Dans les premiers jours de la Réforme, les doctrines nouvelles s'accompagnaient d'une intransigeance qu'expliquent fort bien les persécutions dont les premiers Protestants furent victimes. Pourtant, l'on en est encore à se demander comment il fut possible à des dogmes tels que ceux de al prédestination et des châtiments à venir de trouver un pareil crédit. Assurément, les conceptions fatalistes sont aussi vieilles que le monde. Quelques théologiens trop ardents partaient, par malheur, d'une prémisse confuse et prétendaient en tirer des conclusions définitives. Prenant pour point de départ la notion que Dieu est infini, invariable et omniscient, ils arrivaient à la thèse que le Père céleste destine la créature à la félicité ou à la souffrance éternelles. Avant même sa naissance, l'enfant avait son sort réglé: ou le ciel ou les tortures éternelles des flammes de l'enfer l'attendaient. Ce que l'enfant innocent faisait, importait peu; les efforts et les sacrifices des autres pour lui, ne comptaient pas davantage, car Dieu dans Sa sagesse insondable avait déjà pris Sa décision et rien ne pouvait la modifier. Quoi de surprenant si Calvin lui-même voyait là un "décret horrible." Néanmoins, dans la pratique, cela revenait à dire que chacun était convaincu dans son for intérieur d'être prédestiné au salut, tout en étant également persuadé que dans le monde à venir ses amis et ses parents ne partageraient pas ses avantages. A coup sûr, la doctrine du salut universel n'était pas encore agréée. De nos jours, la prédestination a perdu sa place et sa force dans l'église orthodoxe. Mais ne vaut-il pas la peine de se demander si ce n'est pas le titre seul qui a changé, si des thèses tout aussi intolérantes ne sont pas proclamées aujourd'hui non seulement du haut de la chaire mais aussi dans la presse et sur les bancs de l'école? N'y a-t-il pas une étonnante parenté entre ces notions maintenant écartées et les théories courantes de l'hérédité et des influences prénatales?

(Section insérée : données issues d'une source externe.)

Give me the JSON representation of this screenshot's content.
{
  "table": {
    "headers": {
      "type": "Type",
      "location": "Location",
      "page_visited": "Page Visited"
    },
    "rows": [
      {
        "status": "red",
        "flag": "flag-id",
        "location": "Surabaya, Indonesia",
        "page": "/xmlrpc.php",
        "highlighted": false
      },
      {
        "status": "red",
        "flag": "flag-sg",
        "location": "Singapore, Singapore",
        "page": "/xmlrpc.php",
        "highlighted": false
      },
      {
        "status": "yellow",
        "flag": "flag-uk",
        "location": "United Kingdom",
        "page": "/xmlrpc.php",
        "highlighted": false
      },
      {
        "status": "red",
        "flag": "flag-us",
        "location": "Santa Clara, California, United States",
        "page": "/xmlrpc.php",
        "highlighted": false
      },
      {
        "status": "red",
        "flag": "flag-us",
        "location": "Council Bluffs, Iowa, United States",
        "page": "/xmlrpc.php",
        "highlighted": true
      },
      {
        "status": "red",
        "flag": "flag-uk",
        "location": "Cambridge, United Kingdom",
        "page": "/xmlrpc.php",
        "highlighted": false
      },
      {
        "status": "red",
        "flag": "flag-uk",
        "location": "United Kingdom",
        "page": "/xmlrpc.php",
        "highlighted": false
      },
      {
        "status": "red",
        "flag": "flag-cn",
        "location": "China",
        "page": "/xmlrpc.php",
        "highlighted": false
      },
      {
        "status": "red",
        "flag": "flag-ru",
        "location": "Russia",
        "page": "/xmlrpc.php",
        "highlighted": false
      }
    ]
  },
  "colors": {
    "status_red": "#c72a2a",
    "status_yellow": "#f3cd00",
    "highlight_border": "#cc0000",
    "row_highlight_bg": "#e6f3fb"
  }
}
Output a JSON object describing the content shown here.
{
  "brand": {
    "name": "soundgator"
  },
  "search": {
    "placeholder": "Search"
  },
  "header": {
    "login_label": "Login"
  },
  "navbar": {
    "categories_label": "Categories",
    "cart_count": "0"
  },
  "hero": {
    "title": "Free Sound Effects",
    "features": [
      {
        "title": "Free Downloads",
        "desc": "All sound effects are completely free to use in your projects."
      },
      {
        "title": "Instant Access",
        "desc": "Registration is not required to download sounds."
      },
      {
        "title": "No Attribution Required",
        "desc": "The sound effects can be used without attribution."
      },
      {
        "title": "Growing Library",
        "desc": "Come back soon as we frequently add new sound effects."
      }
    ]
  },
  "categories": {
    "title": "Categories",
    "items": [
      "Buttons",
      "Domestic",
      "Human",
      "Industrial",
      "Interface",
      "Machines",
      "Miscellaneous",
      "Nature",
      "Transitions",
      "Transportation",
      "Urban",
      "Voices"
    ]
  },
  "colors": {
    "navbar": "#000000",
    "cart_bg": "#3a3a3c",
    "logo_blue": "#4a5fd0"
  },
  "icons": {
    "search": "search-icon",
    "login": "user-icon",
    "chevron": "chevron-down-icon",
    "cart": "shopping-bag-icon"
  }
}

C'est l'intolérance des vieux dogmes qui a tué ces derniers et qui les rend méprisables à nos yeux. Les gens se sont révoltés contre l'idée qu'il n'y a pas d'espérance pour ceux qu'ils aiment, pour ceux surtout qui sont innocents. Mais avant de condamner les premiers réformateurs pour leur étroitesse, voyons si nous sommes qualifiés pour être leurs juges? Sommes-nous moins intolérants qu'au XVIe siècle? A l'heure qu'il est, les personnes qui ne partagent pas les vues de leurs coreligionnaires ne courent pas de dangers physiques, puisque l'Inquisition et les autres tribunaux ecclésiastiques ont vu leurs pouvoirs abolis ou restreints. Mais, en soi, l'accusation d'hérésie peut être aussi cruelle que dans le passé, et l'ostracisme de la société est une arme qui ne s'est malheureusement pas rouillée dans sa gaîne. Que de fois on entend parler d'amitiés précieuses et de liens familiaux brisés par des divergences doctrinales. Dans bien des pays ce n'est pas une petite affaire que d'abandonner l'église de ses pères. Il se trouve encore des esprits pour déclarer: "La vieille église fut assez bonne pour mes ancêtres, elle est donc assez bonne pour moi." Y a-t-il une bien grande distinction à faire entre des gens qui "ne se parlent pas" parce que leur angle de vision ne concorde pas en tous points, et les deux sœurs écossaises assises face à face en silence, séparées par un trait de craie?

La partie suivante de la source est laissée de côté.